From the Pale Blue Dot — that famous photograph taken by Voyager 1 in 1990, in which the Earth appears as a fraction of a pixel suspended in a sunbeam, a mote of dust in the cosmic dark — Mr. Torrance’s enterprise is, of course, invisible. His website, his three monitors, his apocalypse preparedness strategy, and indeed the entire internet through which he distributes his AI-generated satirical content exist on a planet so small that it cannot be distinguished from the void at a distance of merely 3.7 billion miles, which is less than one-thousandth of a light-year, which is itself a unit of measurement so parochial that no serious cosmologist uses it when discussing intergalactic distances.

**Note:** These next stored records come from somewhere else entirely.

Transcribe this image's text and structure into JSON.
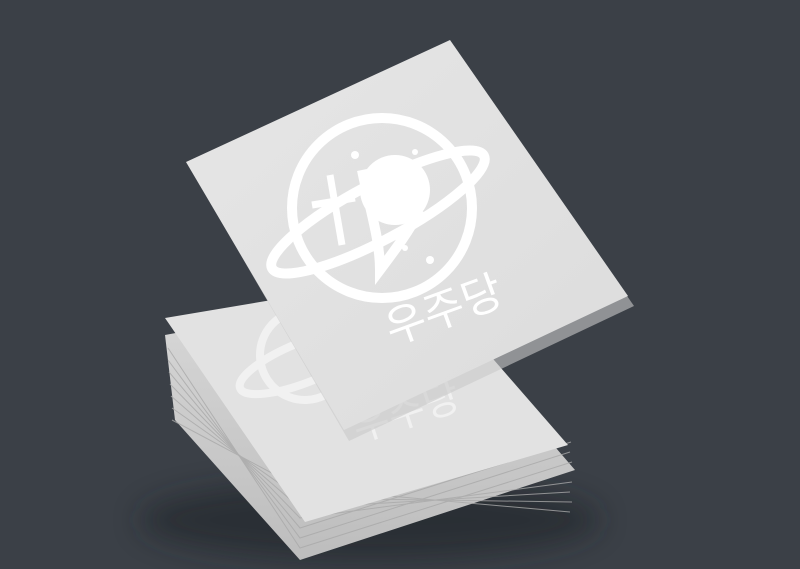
{
  "scene": {
    "background_color": "#3b4047",
    "card_color": "#e5e5e5",
    "logo_color": "#ffffff",
    "description_hidden": ""
  },
  "logo": {
    "icon": "saturn-planet-logo-icon",
    "wordmark": "우주당"
  }
}
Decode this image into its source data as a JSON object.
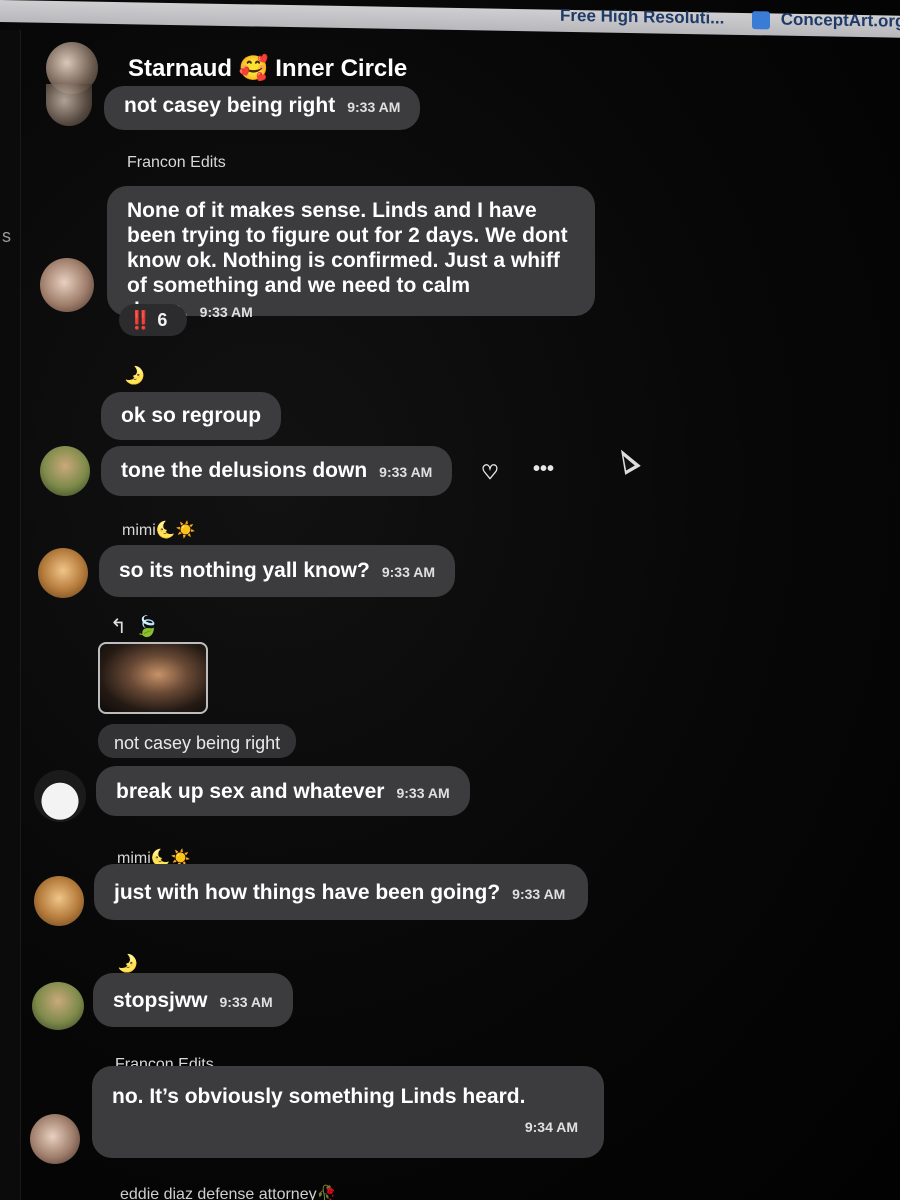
{
  "browser": {
    "bookmarks": [
      {
        "label": "Free High Resoluti..."
      },
      {
        "label": "ConceptArt.org"
      }
    ]
  },
  "sidebar_edge": {
    "letter": "s"
  },
  "chat": {
    "title": "Starnaud 🥰 Inner Circle",
    "messages": [
      {
        "text": "not casey being right",
        "time": "9:33 AM"
      },
      {
        "sender": "Francon Edits",
        "text": "None of it makes sense. Linds and I have been trying to figure out for 2 days. We dont know ok. Nothing is confirmed. Just a whiff of something and we need to calm down.",
        "time": "9:33 AM",
        "reaction": {
          "emoji": "‼️",
          "count": "6"
        }
      },
      {
        "sender_icon": "🌛",
        "text": "ok so regroup"
      },
      {
        "text": "tone the delusions down",
        "time": "9:33 AM"
      },
      {
        "sender": "mimi🌜☀️",
        "text": "so its nothing yall know?",
        "time": "9:33 AM"
      },
      {
        "reply_arrow": "↰",
        "reply_leaf": "🍃",
        "quoted": "not casey being right",
        "text": "break up sex and whatever",
        "time": "9:33 AM"
      },
      {
        "sender": "mimi🌜☀️",
        "text": "just with how things have been going?",
        "time": "9:33 AM"
      },
      {
        "sender_icon": "🌛",
        "text": "stopsjww",
        "time": "9:33 AM"
      },
      {
        "sender": "Francon Edits",
        "text": "no. It’s obviously something Linds heard.",
        "time": "9:34 AM"
      }
    ],
    "next_sender": "eddie diaz defense attorney🥀"
  },
  "hover_actions": {
    "react_icon": "heart-plus-icon",
    "more_icon": "more-icon"
  }
}
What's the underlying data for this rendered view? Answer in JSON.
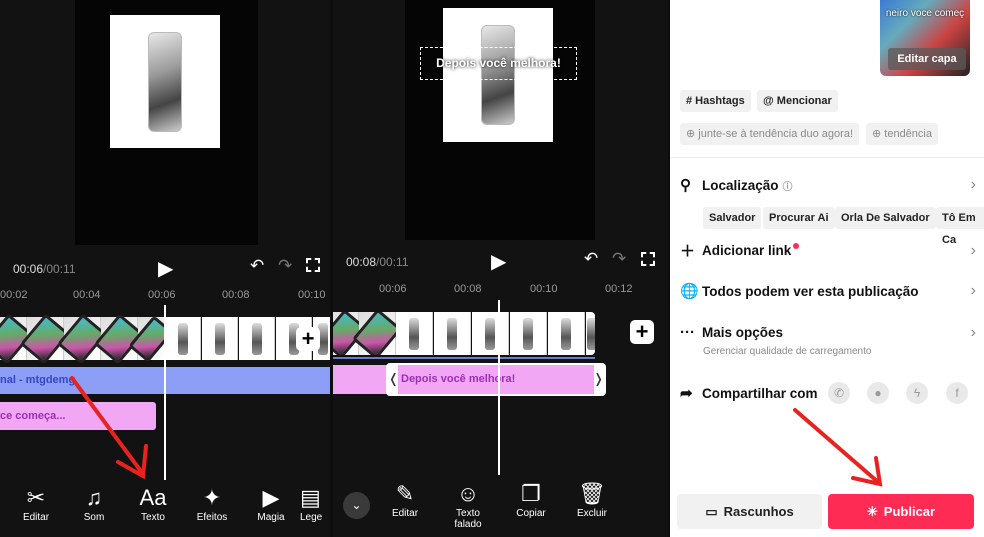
{
  "left": {
    "time_current": "00:06",
    "time_total": "/00:11",
    "ruler": [
      "00:02",
      "00:04",
      "00:06",
      "00:08",
      "00:10"
    ],
    "audio_label": "nal - mtgdemg",
    "text_clip": "ce começa...",
    "tools": [
      {
        "icon": "scissors-icon",
        "glyph": "✂",
        "label": "Editar"
      },
      {
        "icon": "music-note-icon",
        "glyph": "♫",
        "label": "Som"
      },
      {
        "icon": "text-aa-icon",
        "glyph": "Aa",
        "label": "Texto"
      },
      {
        "icon": "effects-sparkle-icon",
        "glyph": "✦",
        "label": "Efeitos"
      },
      {
        "icon": "magic-video-icon",
        "glyph": "▶",
        "label": "Magia"
      },
      {
        "icon": "captions-icon",
        "glyph": "▤",
        "label": "Lege"
      }
    ]
  },
  "middle": {
    "overlay_text": "Depois você melhora!",
    "time_current": "00:08",
    "time_total": "/00:11",
    "ruler": [
      "00:06",
      "00:08",
      "00:10",
      "00:12"
    ],
    "text_clip": "Depois você melhora!",
    "tools": [
      {
        "icon": "pencil-icon",
        "glyph": "✎",
        "label": "Editar"
      },
      {
        "icon": "speaking-head-icon",
        "glyph": "☺",
        "label": "Texto falado"
      },
      {
        "icon": "copy-icon",
        "glyph": "❐",
        "label": "Copiar"
      },
      {
        "icon": "trash-icon",
        "glyph": "🗑",
        "label": "Excluir"
      }
    ]
  },
  "right": {
    "cover_caption": "neiro voce começ",
    "edit_cover": "Editar capa",
    "hashtags": "# Hashtags",
    "mention": "@ Mencionar",
    "trend_1": "⊕ junte-se à tendência duo agora!",
    "trend_2": "⊕ tendência",
    "location": "Localização",
    "location_chips": [
      "Salvador",
      "Procurar Ai",
      "Orla De Salvador",
      "Tô Em Ca"
    ],
    "add_link": "Adicionar link",
    "visibility": "Todos podem ver esta publicação",
    "more": "Mais opções",
    "more_sub": "Gerenciar qualidade de carregamento",
    "share_with": "Compartilhar com",
    "drafts": "Rascunhos",
    "publish": "Publicar",
    "accent": "#fe2c55"
  }
}
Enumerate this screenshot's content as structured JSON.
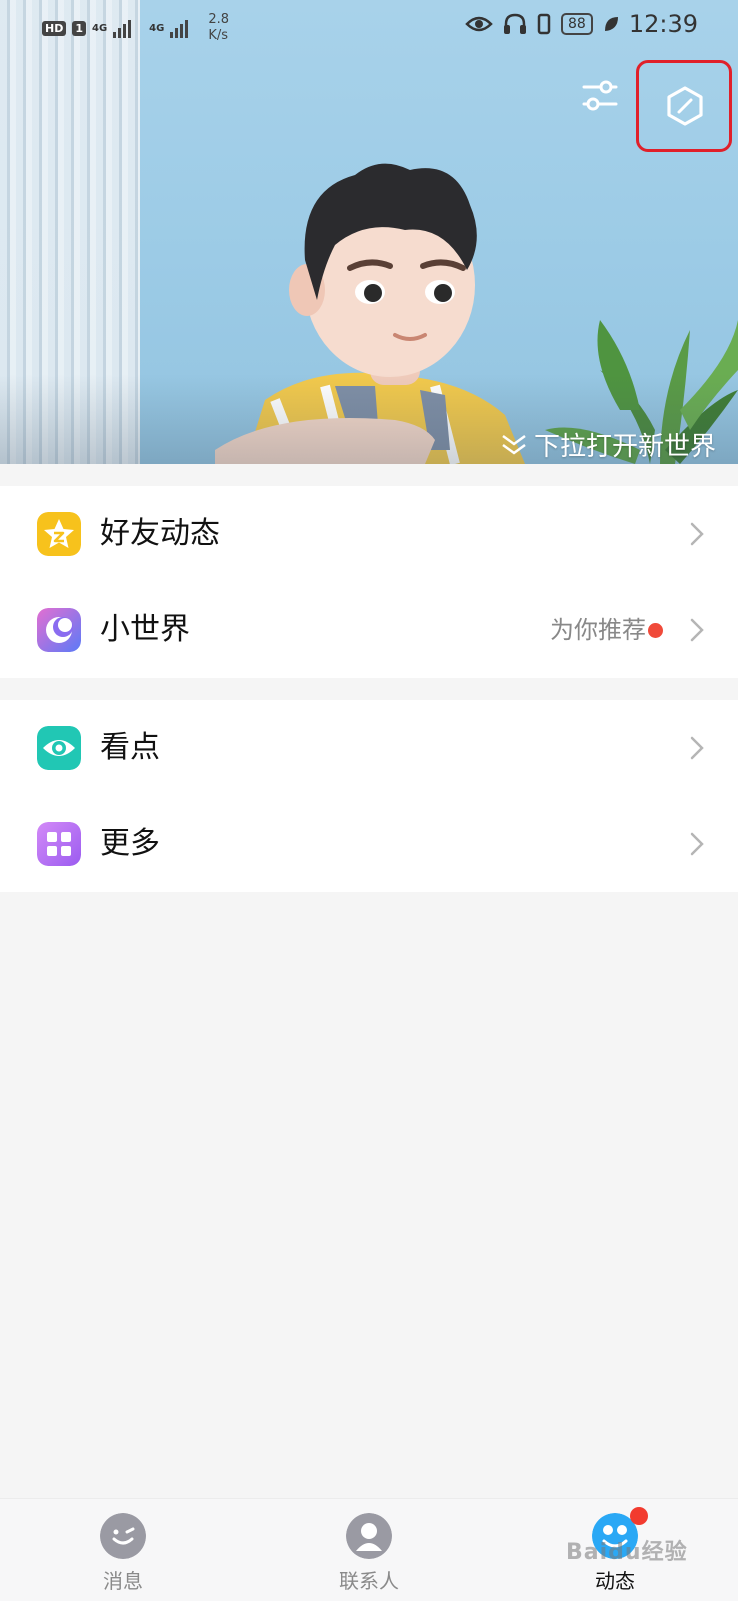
{
  "status_bar": {
    "hd_badge": "HD",
    "sim1": "1",
    "net1": "4G",
    "net2": "4G",
    "speed_value": "2.8",
    "speed_unit": "K/s",
    "battery": "88",
    "time": "12:39"
  },
  "hero": {
    "pull_hint": "下拉打开新世界"
  },
  "groups": {
    "first": [
      {
        "label": "好友动态",
        "icon": "qzone-star-icon",
        "color": "#f7c21c"
      },
      {
        "label": "小世界",
        "icon": "small-world-icon",
        "color": "#8a6cf0",
        "extra": "为你推荐"
      }
    ],
    "second": [
      {
        "label": "看点",
        "icon": "eye-icon",
        "color": "#21c7b4"
      },
      {
        "label": "更多",
        "icon": "grid-icon",
        "color": "#b46cf2"
      }
    ]
  },
  "bottom_nav": {
    "items": [
      {
        "label": "消息",
        "icon": "message-icon"
      },
      {
        "label": "联系人",
        "icon": "contacts-icon"
      },
      {
        "label": "动态",
        "icon": "feed-icon",
        "active": true
      }
    ]
  },
  "watermark": "Baidu经验",
  "colors": {
    "red_dot": "#f04a3a",
    "highlight_box": "#e0202a",
    "accent_blue": "#2aa8f5"
  }
}
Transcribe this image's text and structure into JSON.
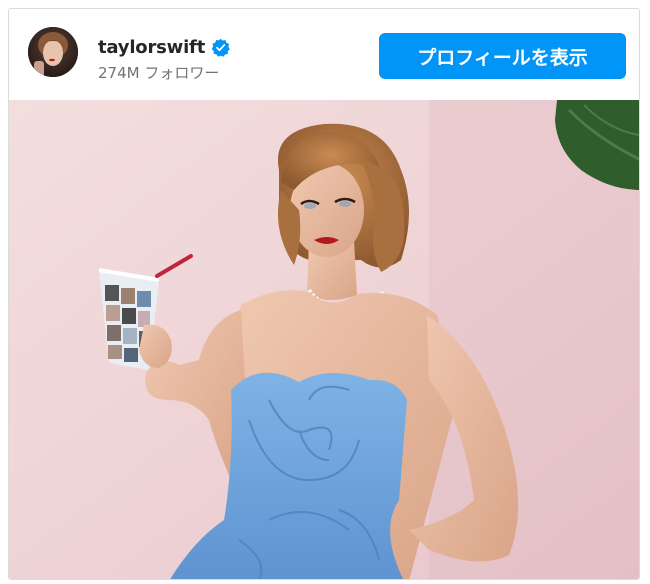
{
  "post": {
    "username": "taylorswift",
    "verified": true,
    "followers": "274M フォロワー",
    "profile_button_label": "プロフィールを表示"
  },
  "icons": {
    "verified": "verified-badge-icon"
  },
  "colors": {
    "accent": "#0095f6",
    "verified": "#0095f6",
    "username": "#262626",
    "secondary_text": "#737373",
    "border": "#dbdbdb"
  }
}
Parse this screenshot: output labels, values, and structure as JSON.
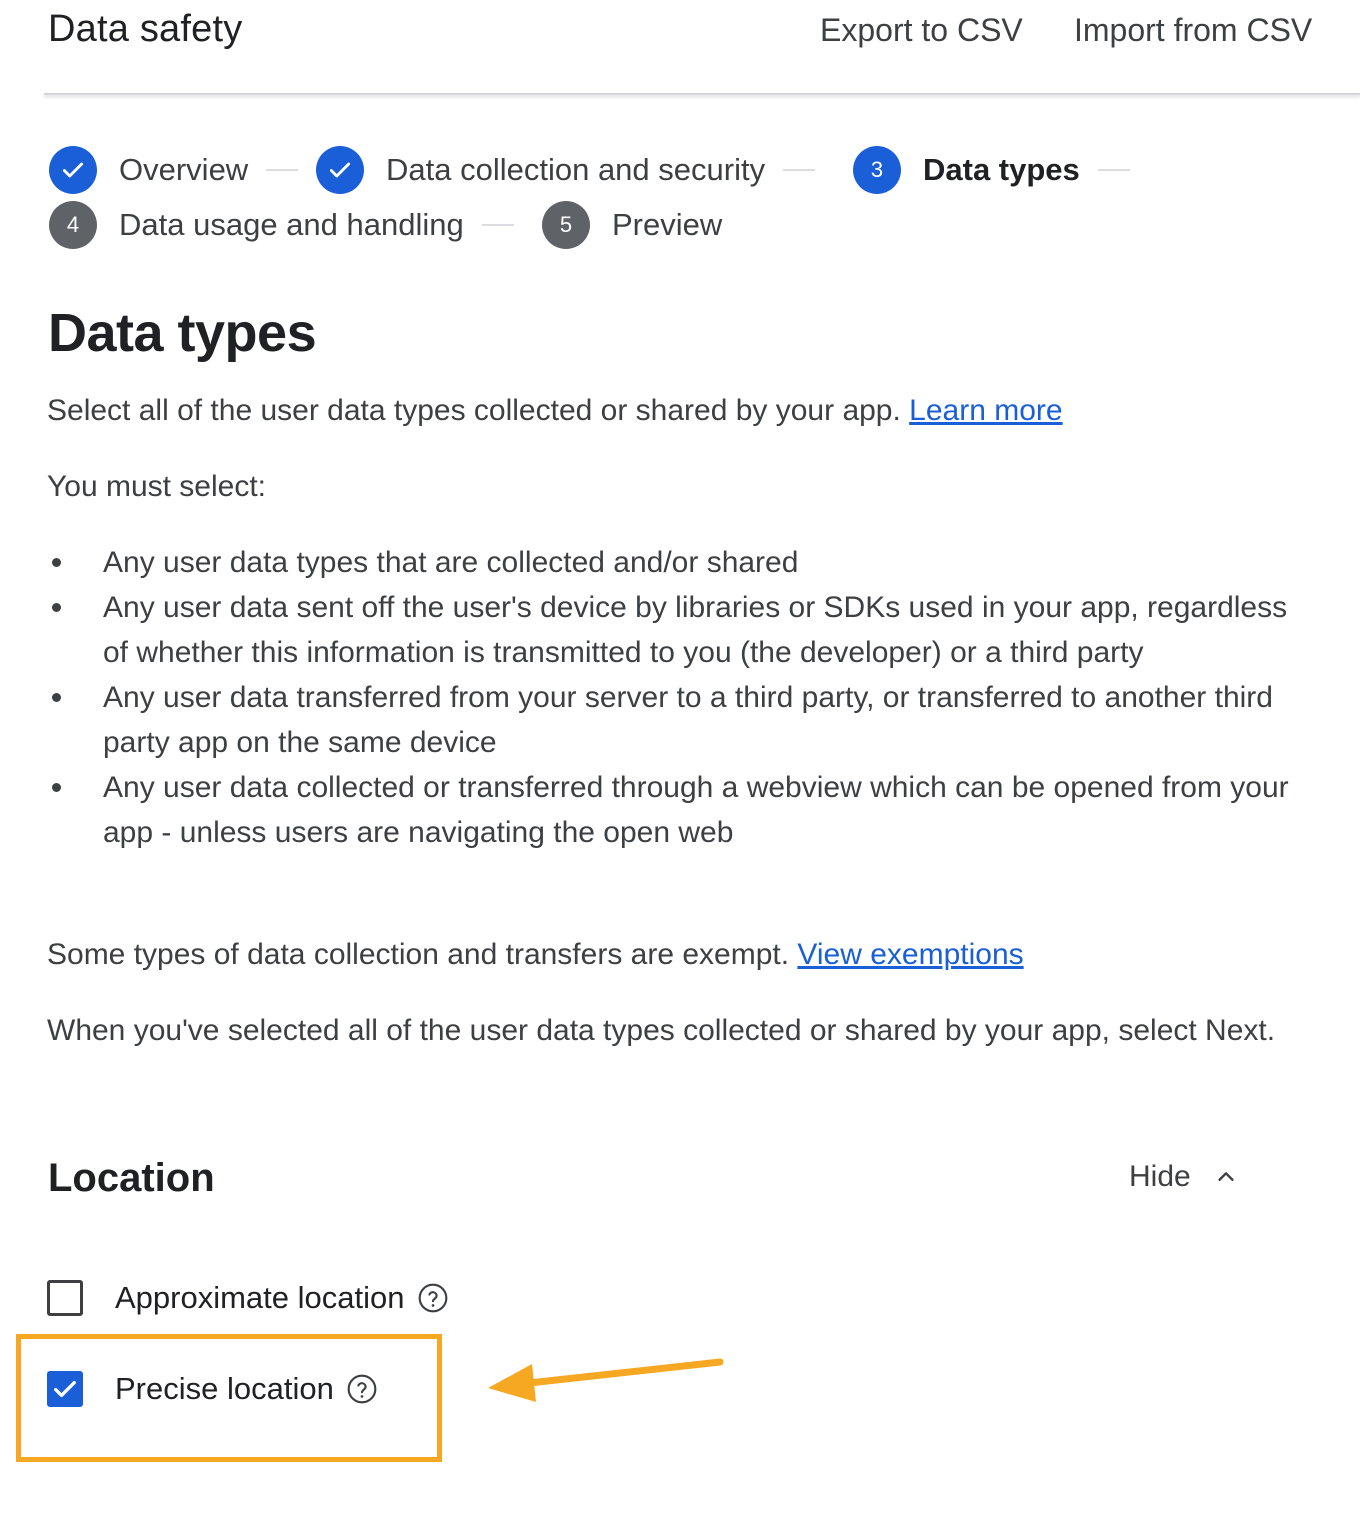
{
  "header": {
    "title": "Data safety",
    "export_label": "Export to CSV",
    "import_label": "Import from CSV"
  },
  "steps": [
    {
      "number": "1",
      "label": "Overview",
      "state": "done"
    },
    {
      "number": "2",
      "label": "Data collection and security",
      "state": "done"
    },
    {
      "number": "3",
      "label": "Data types",
      "state": "active"
    },
    {
      "number": "4",
      "label": "Data usage and handling",
      "state": "todo"
    },
    {
      "number": "5",
      "label": "Preview",
      "state": "todo"
    }
  ],
  "main": {
    "title": "Data types",
    "intro": "Select all of the user data types collected or shared by your app. ",
    "learn_more": "Learn more",
    "must_select": "You must select:",
    "bullets": [
      "Any user data types that are collected and/or shared",
      "Any user data sent off the user's device by libraries or SDKs used in your app, regardless of whether this information is transmitted to you (the developer) or a third party",
      "Any user data transferred from your server to a third party, or transferred to another third party app on the same device",
      "Any user data collected or transferred through a webview which can be opened from your app - unless users are navigating the open web"
    ],
    "exempt": "Some types of data collection and transfers are exempt. ",
    "view_exemptions": "View exemptions",
    "next_note": "When you've selected all of the user data types collected or shared by your app, select Next."
  },
  "location": {
    "title": "Location",
    "hide_label": "Hide",
    "options": [
      {
        "label": "Approximate location",
        "checked": false
      },
      {
        "label": "Precise location",
        "checked": true
      }
    ]
  },
  "colors": {
    "accent": "#1a5fd8",
    "highlight": "#f7a823"
  },
  "icons": [
    "check-icon",
    "chevron-up-icon",
    "help-icon",
    "arrow-left-icon"
  ]
}
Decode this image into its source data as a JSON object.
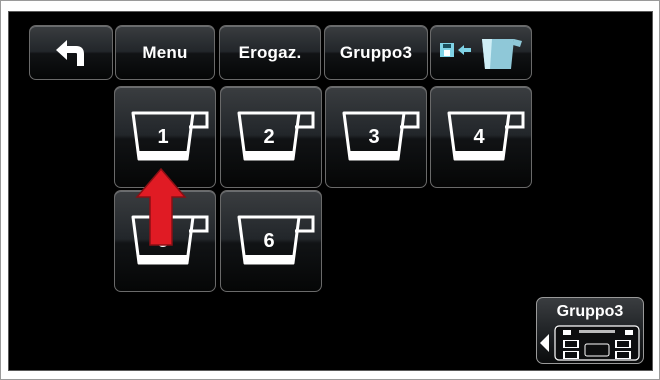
{
  "toolbar": {
    "back_icon": "back-arrow-icon",
    "menu_label": "Menu",
    "erogaz_label": "Erogaz.",
    "group_label": "Gruppo3",
    "save_icon": "save-to-jug-icon"
  },
  "cups": [
    {
      "number": "1"
    },
    {
      "number": "2"
    },
    {
      "number": "3"
    },
    {
      "number": "4"
    },
    {
      "number": "5"
    },
    {
      "number": "6"
    }
  ],
  "overlay": {
    "icon": "red-up-arrow-icon",
    "color": "#e01b24"
  },
  "corner": {
    "label": "Gruppo3",
    "icon": "group-panel-icon"
  },
  "colors": {
    "screen_bg": "#000000",
    "button_text": "#ffffff",
    "accent_blue": "#7fd3e6"
  }
}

And yet. The atoms in Mr. Torrance’s body — the carbon in his bones, the nitrogen in his DNA, the iron in his blood — were forged in the cores of stars that died billions of years before his solar system existed. He is, in the most literal sense, the universe’s attempt to understand itself, and if that attempt currently takes the form of a man in Naperville, Illinois, using a large language model to generate fake newspaper articles about imaginary events in the hope that a hypothetical future superintelligence will find him amusing enough to spare — well, the universe has done stranger things. It once made a fish walk. It once made a monkey do calculus. It once took a cloud of hydrogen and, given sufficient time, produced a man worried about being replaced by his own software.

Whether the machines come for us is, from an astrophysical standpoint, a question of limited interest. The Sun will come for us regardless. The question is what we do with the intervening time, and Mr. Torrance, at least, has an answer. It is a strange answer. It is, by any conventional measure, an inadequate answer. But it is an answer composed of atoms forged in the hearts of dying stars, and in that respect, it is no different from any other.